A lack of affordable housing in Sacramento and reluctance from some landlords has led to voucher holders waiting between four and five months to find a new home. Another roughly 30,000 low-income families are on waiting lists just to receive a voucher.
For Sarah O’Daniel at the Sacramento Housing and Redevelopment Agency, “it really shows me the need for affordable housing.” Thousands of low-income people eligible for the Housing Choice Voucher program, more commonly known as Section 8 housing, are couch-surfing, homeless or burdened with rent payments they can’t afford, she said.
But with a boost of money from the CARES Act, SHRA has started a new program to remedy the longstanding problem. Since July, the agency has been offering a $2,500 bonus to landlords who want to join the voucher program, and a $2,000 bonus to landlords who previously accepted vouchers but had stopped.
The $500,000 program is a “cost-effective solution,” said O’Daniel, director of Housing Choice Voucher and Homeless Innovation at SHRA. Significantly cheaper than building new affordable housing units from the ground up, landlords get steady rent payments and low-income families can use their vouchers — all during precarious financial times induced by the coronavirus pandemic, she said.
“It’s created a win-win outcome,” O’Daniel said.
Other cities in California and around the country have offered similar programs. It’s the first time SHRA has created such an incentive program, O’Daniel said.
So fa,r 37 landlords have signed up, O’Daniel said, with each landlord opening up one unit for a family or person with a voucher. Homeless residents have been prioritized for moving into the newly available homes, she said.
In tight housing markets, voucher holders have more trouble finding homes that accept them. Under the federal program, the voucher covers a portion of the monthly rent and utilities under a certain cap, while the tenant pays roughly a third of their income to cover the rest.
As of this year, rental property owners in California can’t deny an application from someone just because they have a housing voucher. Still, there’s a lot of “negative stigma” around the program, O’Daniel said. And as rents continue to climb in Sacramento, landlords can often set rents above the voucher’s rental cap.
While the new incentive program has been effective, more affordable permanent housing needs to be available in the county, O’Daniel said.
But building new affordable housing in the state is an expensive process. According to the Terner Center for Housing Innovation at UC Berkeley, building a 100-unit affordable housing project in California cost nearly $42.5 million in 2016.

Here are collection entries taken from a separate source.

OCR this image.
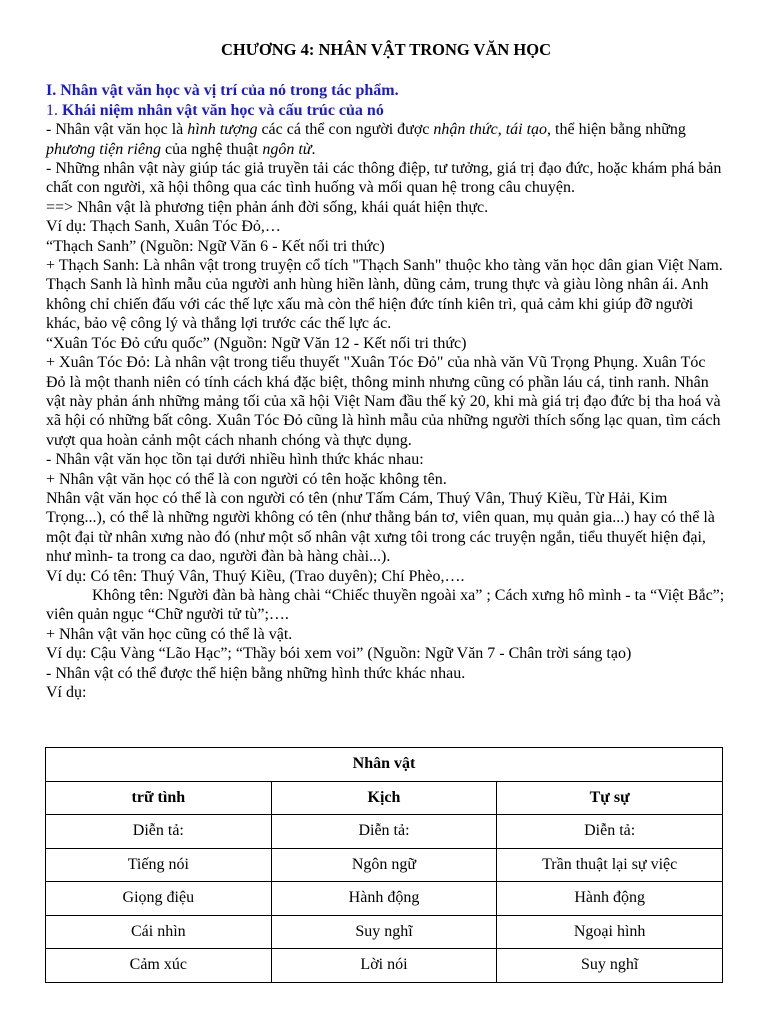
CHƯƠNG 4: NHÂN VẬT TRONG VĂN HỌC

I. Nhân vật văn học và vị trí của nó trong tác phẩm.

1. Khái niệm nhân vật văn học và cấu trúc của nó

- Nhân vật văn học là hình tượng các cá thể con người được nhận thức, tái tạo, thể hiện bằng những phương tiện riêng của nghệ thuật ngôn từ.

- Những nhân vật này giúp tác giả truyền tải các thông điệp, tư tưởng, giá trị đạo đức, hoặc khám phá bản chất con người, xã hội thông qua các tình huống và mối quan hệ trong câu chuyện.

==> Nhân vật là phương tiện phản ánh đời sống, khái quát hiện thực.

Ví dụ: Thạch Sanh, Xuân Tóc Đỏ,…

“Thạch Sanh” (Nguồn: Ngữ Văn 6 - Kết nối tri thức)

+ Thạch Sanh: Là nhân vật trong truyện cổ tích "Thạch Sanh" thuộc kho tàng văn học dân gian Việt Nam. Thạch Sanh là hình mẫu của người anh hùng hiền lành, dũng cảm, trung thực và giàu lòng nhân ái. Anh không chỉ chiến đấu với các thế lực xấu mà còn thể hiện đức tính kiên trì, quả cảm khi giúp đỡ người khác, bảo vệ công lý và thắng lợi trước các thế lực ác.

“Xuân Tóc Đỏ cứu quốc” (Nguồn: Ngữ Văn 12 - Kết nối tri thức)

+ Xuân Tóc Đỏ: Là nhân vật trong tiểu thuyết "Xuân Tóc Đỏ" của nhà văn Vũ Trọng Phụng. Xuân Tóc Đỏ là một thanh niên có tính cách khá đặc biệt, thông minh nhưng cũng có phần láu cá, tinh ranh. Nhân vật này phản ánh những mảng tối của xã hội Việt Nam đầu thế kỷ 20, khi mà giá trị đạo đức bị tha hoá và xã hội có những bất công. Xuân Tóc Đỏ cũng là hình mẫu của những người thích sống lạc quan, tìm cách vượt qua hoàn cảnh một cách nhanh chóng và thực dụng.

- Nhân vật văn học tồn tại dưới nhiều hình thức khác nhau:

+ Nhân vật văn học có thể là con người có tên hoặc không tên.

Nhân vật văn học có thể là con người có tên (như Tấm Cám, Thuý Vân, Thuý Kiều, Từ Hải, Kim Trọng...), có thể là những người không có tên (như thằng bán tơ, viên quan, mụ quản gia...) hay có thể là một đại từ nhân xưng nào đó (như một số nhân vật xưng tôi trong các truyện ngắn, tiểu thuyết hiện đại, như mình- ta trong ca dao, người đàn bà hàng chài...).

Ví dụ: Có tên: Thuý Vân, Thuý Kiều, (Trao duyên); Chí Phèo,….

Không tên: Người đàn bà hàng chài “Chiếc thuyền ngoài xa” ; Cách xưng hô mình - ta “Việt Bắc”; viên quản ngục “Chữ người tử tù”;….

+ Nhân vật văn học cũng có thể là vật.

Ví dụ: Cậu Vàng “Lão Hạc”; “Thầy bói xem voi” (Nguồn: Ngữ Văn 7 - Chân trời sáng tạo)

- Nhân vật có thể được thể hiện bằng những hình thức khác nhau.

Ví dụ:

Nhân vật		
trữ tình	Kịch	Tự sự
Diễn tả:	Diễn tả:	Diễn tả:
Tiếng nói	Ngôn ngữ	Trần thuật lại sự việc
Giọng điệu	Hành động	Hành động
Cái nhìn	Suy nghĩ	Ngoại hình
Cảm xúc	Lời nói	Suy nghĩ
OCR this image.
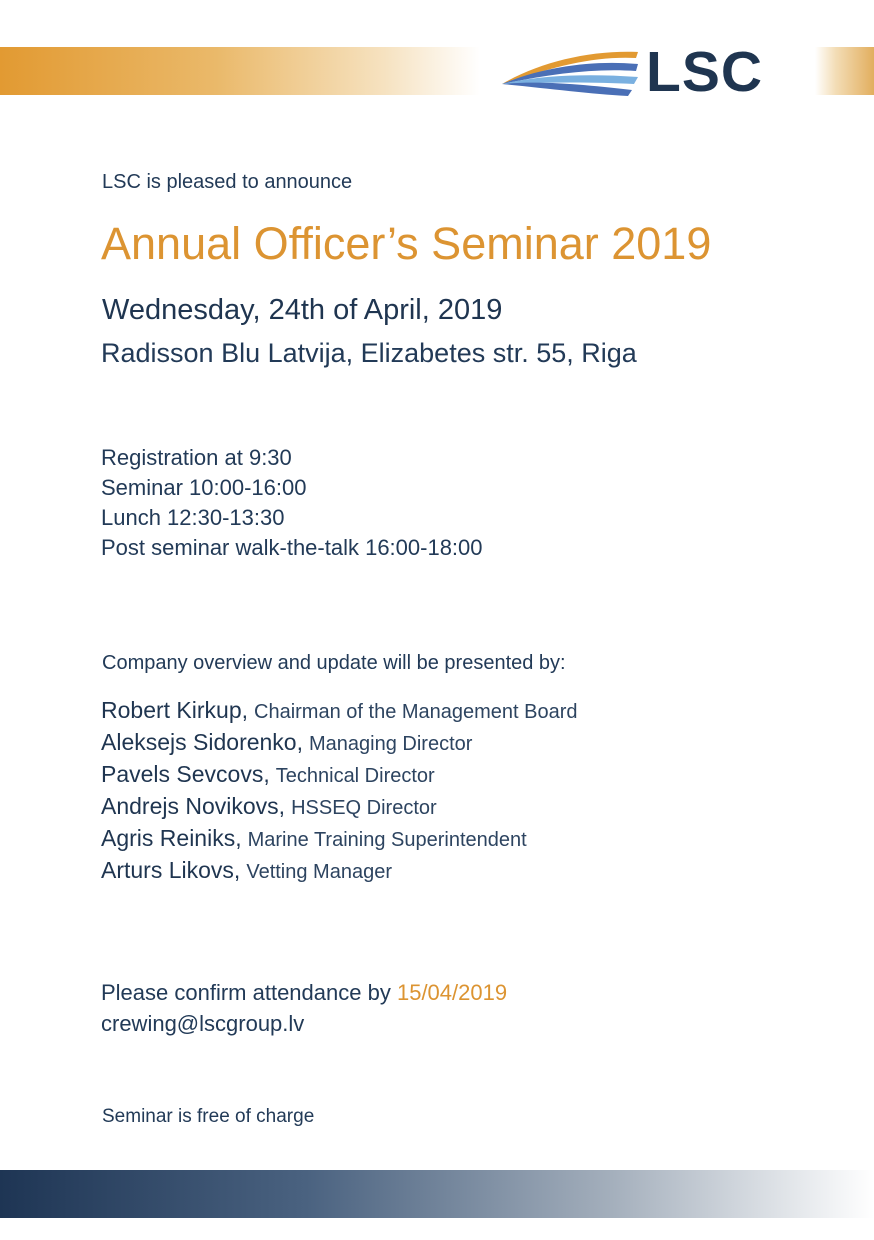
LSC
LSC is pleased to announce
Annual Officer’s Seminar 2019
Wednesday, 24th of April, 2019
Radisson Blu Latvija, Elizabetes str. 55, Riga
Registration at 9:30
Seminar 10:00-16:00
Lunch 12:30-13:30
Post seminar walk-the-talk 16:00-18:00
Company overview and update will be presented by:
Robert Kirkup, Chairman of the Management Board
Aleksejs Sidorenko, Managing Director
Pavels Sevcovs, Technical Director
Andrejs Novikovs, HSSEQ Director
Agris Reiniks, Marine Training Superintendent
Arturs Likovs, Vetting Manager
Please confirm attendance by 15/04/2019
crewing@lscgroup.lv
Seminar is free of charge
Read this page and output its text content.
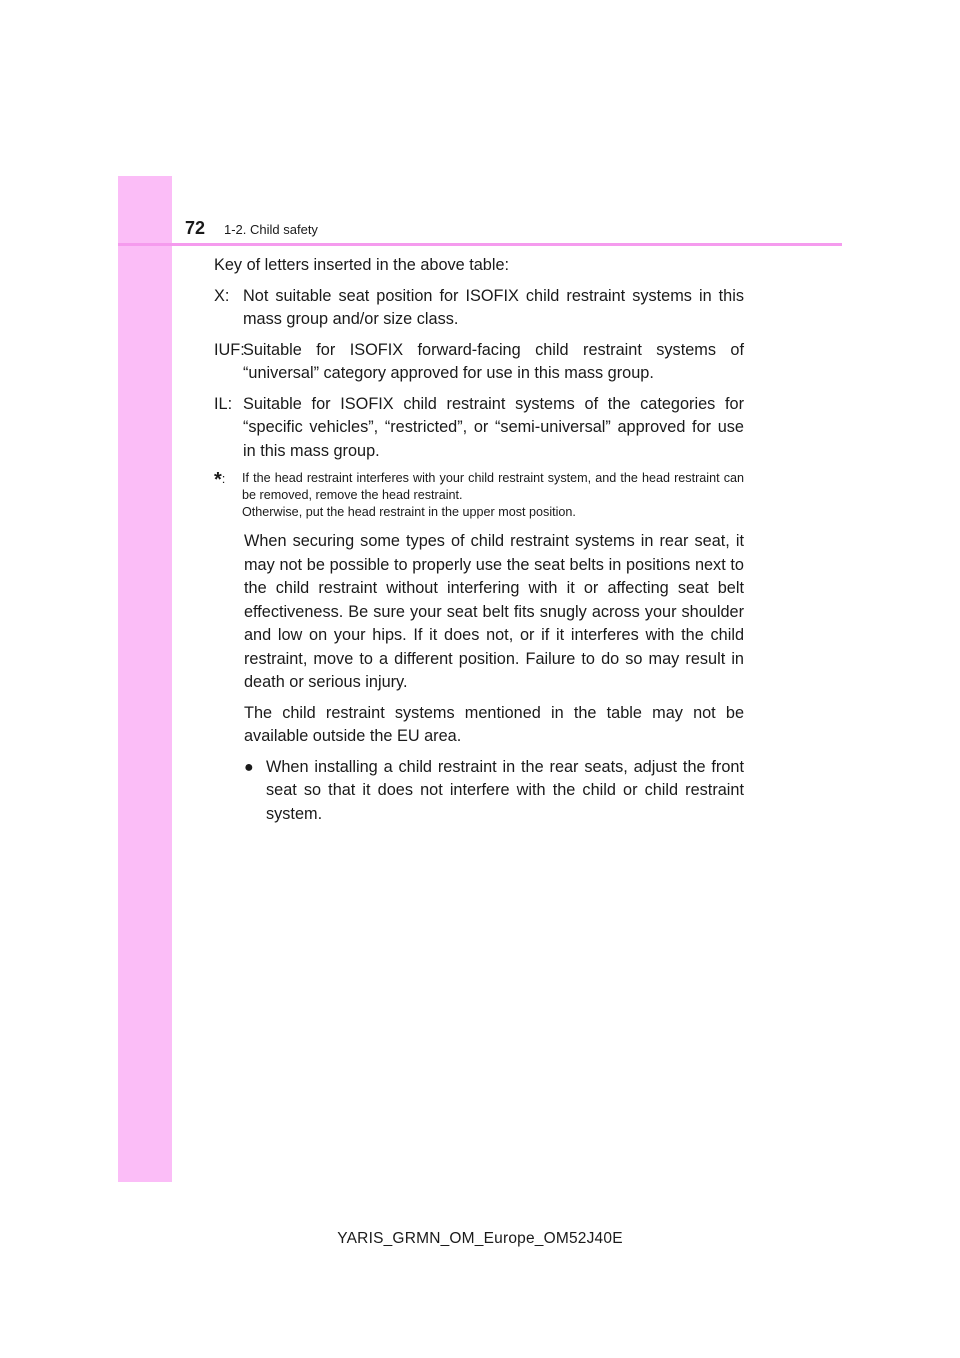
72 1-2. Child safety

Key of letters inserted in the above table:

X: Not suitable seat position for ISOFIX child restraint systems in this mass group and/or size class.
IUF:
Suitable for ISOFIX forward-facing child restraint systems of “universal” category approved for use in this mass group.
IL: Suitable for ISOFIX child restraint systems of the categories for “specific vehicles”, “restricted”, or “semi-universal” approved for use in this mass group.
*:	If the head restraint interferes with your child restraint system, and the head restraint can be removed, remove the head restraint.
Otherwise, put the head restraint in the upper most position.

When securing some types of child restraint systems in rear seat, it may not be possible to properly use the seat belts in positions next to the child restraint without interfering with it or affecting seat belt effectiveness. Be sure your seat belt fits snugly across your shoulder and low on your hips. If it does not, or if it interferes with the child restraint, move to a different position. Failure to do so may result in death or serious injury.

The child restraint systems mentioned in the table may not be available outside the EU area.

● When installing a child restraint in the rear seats, adjust the front seat so that it does not interfere with the child or child restraint system.
YARIS_GRMN_OM_Europe_OM52J40E
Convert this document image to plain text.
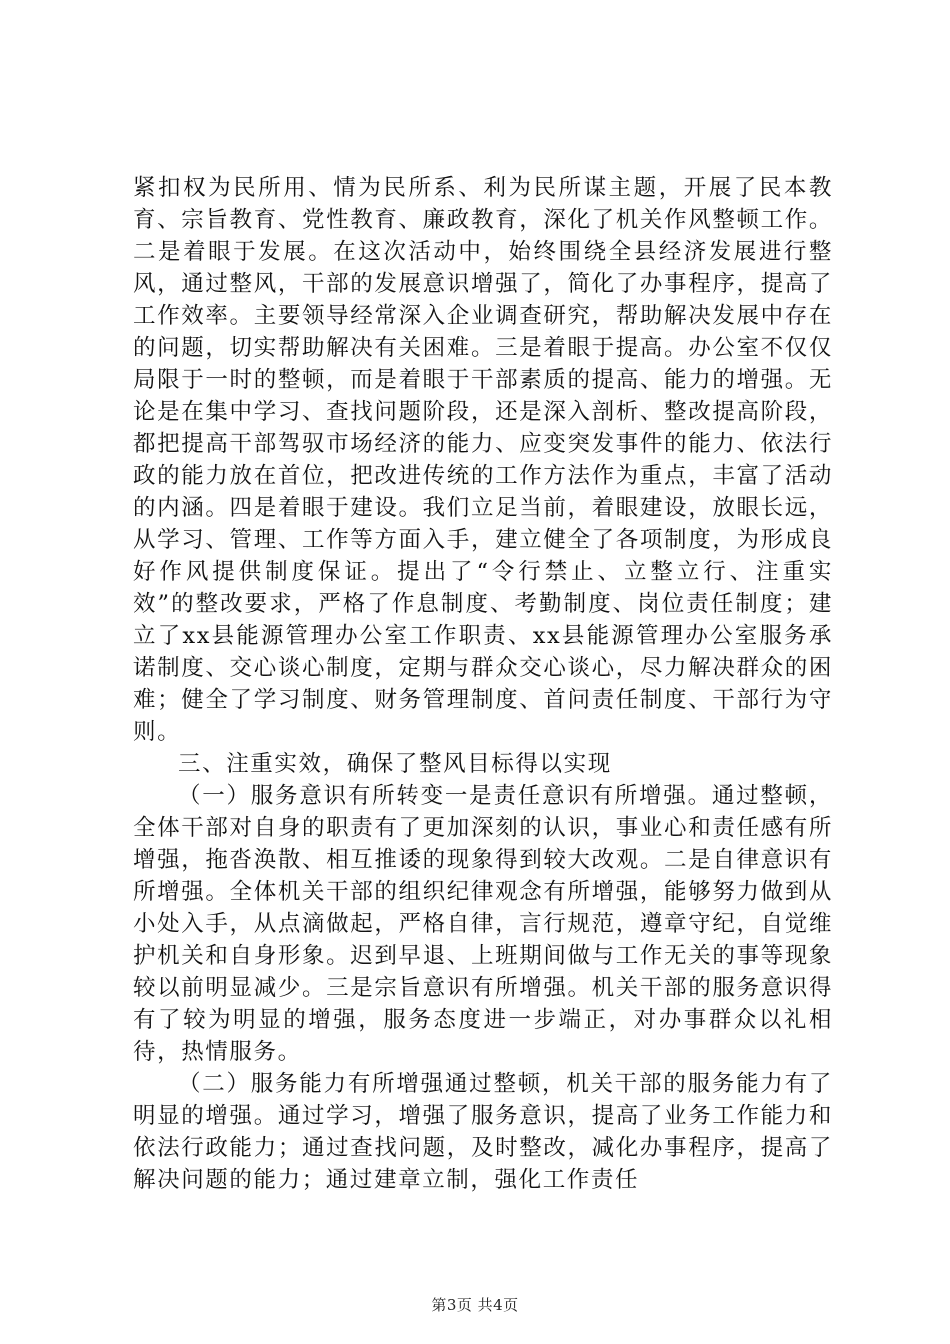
紧扣权为民所用、情为民所系、利为民所谋主题，开展了民本教育、宗旨教育、党性教育、廉政教育，深化了机关作风整顿工作。二是着眼于发展。在这次活动中，始终围绕全县经济发展进行整风，通过整风，干部的发展意识增强了，简化了办事程序，提高了工作效率。主要领导经常深入企业调查研究，帮助解决发展中存在的问题，切实帮助解决有关困难。三是着眼于提高。办公室不仅仅局限于一时的整顿，而是着眼于干部素质的提高、能力的增强。无论是在集中学习、查找问题阶段，还是深入剖析、整改提高阶段，都把提高干部驾驭市场经济的能力、应变突发事件的能力、依法行政的能力放在首位，把改进传统的工作方法作为重点，丰富了活动的内涵。四是着眼于建设。我们立足当前，着眼建设，放眼长远，从学习、管理、工作等方面入手，建立健全了各项制度，为形成良好作风提供制度保证。提出了“令行禁止、立整立行、注重实效”的整改要求，严格了作息制度、考勤制度、岗位责任制度；建立了xx县能源管理办公室工作职责、xx县能源管理办公室服务承诺制度、交心谈心制度，定期与群众交心谈心，尽力解决群众的困难；健全了学习制度、财务管理制度、首问责任制度、干部行为守则。

三、注重实效，确保了整风目标得以实现

（一）服务意识有所转变一是责任意识有所增强。通过整顿，全体干部对自身的职责有了更加深刻的认识，事业心和责任感有所增强，拖沓涣散、相互推诿的现象得到较大改观。二是自律意识有所增强。全体机关干部的组织纪律观念有所增强，能够努力做到从小处入手，从点滴做起，严格自律，言行规范，遵章守纪，自觉维护机关和自身形象。迟到早退、上班期间做与工作无关的事等现象较以前明显减少。三是宗旨意识有所增强。机关干部的服务意识得有了较为明显的增强，服务态度进一步端正，对办事群众以礼相待，热情服务。

（二）服务能力有所增强通过整顿，机关干部的服务能力有了明显的增强。通过学习，增强了服务意识，提高了业务工作能力和依法行政能力；通过查找问题，及时整改，减化办事程序，提高了解决问题的能力；通过建章立制，强化工作责任

第3页 共4页
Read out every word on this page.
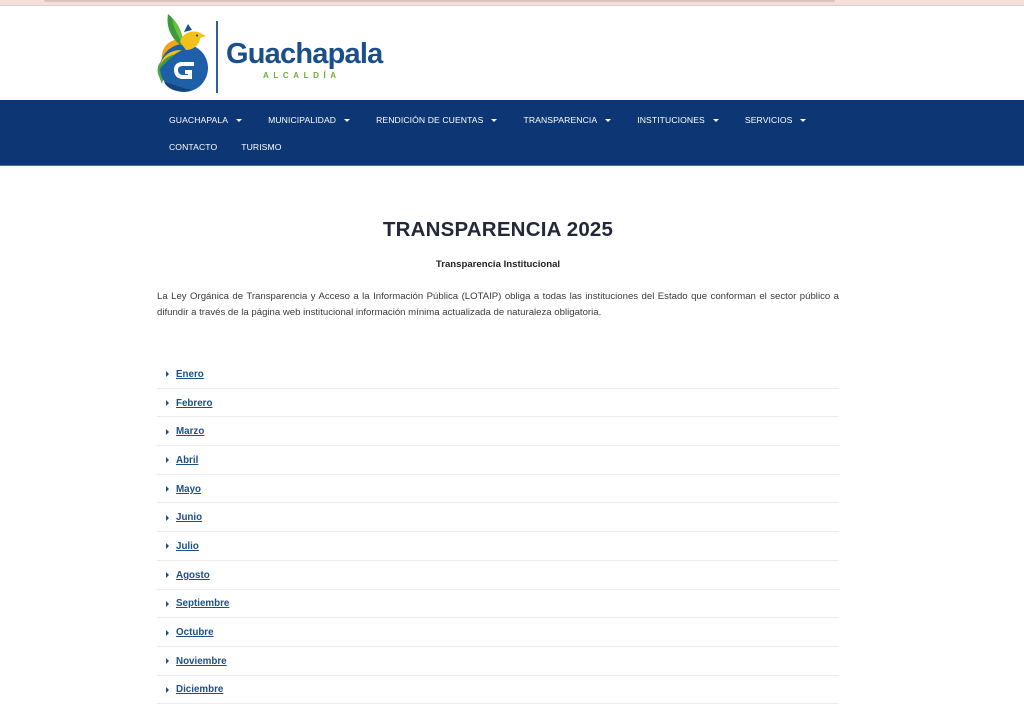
Guachapala
ALCALDÍA
GUACHAPALA	MUNICIPALIDAD	RENDICIÓN DE CUENTAS	TRANSPARENCIA	INSTITUCIONES	SERVICIOS
CONTACTO	TURISMO
TRANSPARENCIA 2025
Transparencia Institucional

La Ley Orgánica de Transparencia y Acceso a la Información Pública (LOTAIP) obliga a todas las instituciones del Estado que conforman el sector público a difundir a través de la página web institucional información mínima actualizada de naturaleza obligatoria.

Enero
Febrero
Marzo
Abril
Mayo
Junio
Julio
Agosto
Septiembre
Octubre
Noviembre
Diciembre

SHRA hopes to have at least 75 landlords signed up by the end of this year, and up to 150 by the end of next year when the CARES Act money must be spent by, O’Daniel said. “We would love to have as many landlords as possible,” she said.
A landlord can receive the bonus whether they accept a voucher for one of their units or multiple units. O’Daniel said the agency is hopeful that some of the landlords who receive the bonus and own multiple properties will make several units available to voucher holders, so that if 100 landlords have signed up, “not only are you helping 100 families, but 300 families,” she said.